Confusión ideológica
Los “nacionales” atacan las
manifestaciones del mal, no sus raíces. Son anticomunistas pero olvidan
que el capitalismo y los regímenes liberales son los principales
responsables de la propagación del comunismo. Eran hostiles a la
política argelina del gobierno, pero olvidaron que esa política era el
producto de un régimen, de su ideología, de sus intereses, de sus
auténticos dueños financieros y tecnócratas tanto como de sus
estructuras políticas y económicas. Querían salvar la Argelia Francesa
contra el régimen, pero asumían sus principios y mitos. ¿Podemos
imaginar a los primeros cristianos adorando ídolos paganos y a los
comunistas cantando alabanzas al capitalismo?
Conformismo
Todos los “nacionales” conocen un
gaullista bueno, un tecnócrata bueno, un ministro bueno. Cediendo a un
viejo reflejo burgués, temen “la aventura” y el “caos”. Por poco que un
hombre del régimen agite la bandera, le conceden su confianza. Prefieren
el confort de la ceguera a la lucidez. El sentimentalismo y el espíritu
de campanario superan siempre al razonamiento político. En la esperanza
torpe de satisfacer a todo el mundo, se niegan a tomar partido y no
satisfacen a nadie.
Arcaísmo
Por falta de imaginación, los
“nacionales” continúan tocando la trompeta de un Déroudèle que ya no
amotina a nadie. El programa y las consignas están fijados en el
tricolor de antes de la guerra, del ejército al poder, al anticomunismo
negativo, pasando por la contrarrevolución y el corporativismo, las
“formulas nacionales” rechazan más que seducen. Ese arsenal político
data de medio siglo atrás. Carece de atracción sobre nuestro pueblo.
Fallo en la organización
Las razones que empujan a los
“nacionales” a negar la necesidad de ideas en el combate político, les
empujan a negar la necesidad de la organización. Su acción está viciada
por taras que explican todos sus fracasos.
Oportunismo
Las personalidades “nacionales”
parlamentarias, como las militares y civiles, son oportunistas por
ambición personal. El pretexto generalmente invocado para camuflar su
arribismo es el de la “habilidad”. Es en nombre de esa habilidad que los
“nacionales” dieron su apoyo al referéndum de 1958, y las iniciativas
de los políticos desde entonces.

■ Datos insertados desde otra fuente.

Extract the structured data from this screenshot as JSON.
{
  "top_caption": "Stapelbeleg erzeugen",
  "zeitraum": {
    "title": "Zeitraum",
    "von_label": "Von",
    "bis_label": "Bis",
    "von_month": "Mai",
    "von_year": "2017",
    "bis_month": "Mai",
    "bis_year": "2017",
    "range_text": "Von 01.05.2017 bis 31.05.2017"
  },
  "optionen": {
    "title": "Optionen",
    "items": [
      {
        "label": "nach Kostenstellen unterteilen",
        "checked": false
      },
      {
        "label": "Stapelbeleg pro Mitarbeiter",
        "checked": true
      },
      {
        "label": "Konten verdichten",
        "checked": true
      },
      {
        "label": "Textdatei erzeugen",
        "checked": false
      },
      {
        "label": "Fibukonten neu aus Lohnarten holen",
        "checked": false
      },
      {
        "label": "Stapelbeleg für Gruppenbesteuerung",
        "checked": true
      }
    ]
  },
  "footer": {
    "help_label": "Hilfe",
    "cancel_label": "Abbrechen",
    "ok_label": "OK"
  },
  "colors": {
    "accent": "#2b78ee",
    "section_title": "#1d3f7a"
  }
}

Detrás de cada una de esas posiciones
se presentaba la perspectiva de un cargo, una sinecura o una elección.
Intuyen la dirección del viento y saben ser violentos, sediciosos
incluso cuando eso les parece favorable. Sus discursos terribles no
asustan a nadie. Atacan a un hombre, a un gobierno y se abstienen de
tocar lo esencia y atacar al mismo régimen. Argelia les sirvió bien como
trampolín y como ocasión de hacer fortuna gracias a los subsidios
generosamente dispensados, mientras los militantes tenían que combatir
con las manos vacías. Si el viento cambiase, no dudaran en traicionar su
bandera y sus camaradas. El asiento en el Parlamento no es un medio
sino un fin en sí mismo: debe de ser conservado a toda costa. Los
simples partidarios, ellos, son oportunistas por falta de doctrina y
formación. Confían en la cara del charlatán y en las impresiones
superficiales más que en el análisis político de las ideas y los hechos,
están condenados a ser engañados.
Mitomanía
La lectura de novelas de espionaje, los
recuerdos de la resistencia y otros servicios especiales, la narración
de los conspiradores, gaullistas y de otro tipo, hunden a los
“nacionales” en una atmósfera de ensueño permanente. Una partida de
carta con un general retirado, un parlamentario o un sargento de reserva
se convierte en una sombría y poderosa conjura. Por poco que se
recluten diez estudiantes de secundaria ya se toma uno por Mussolini.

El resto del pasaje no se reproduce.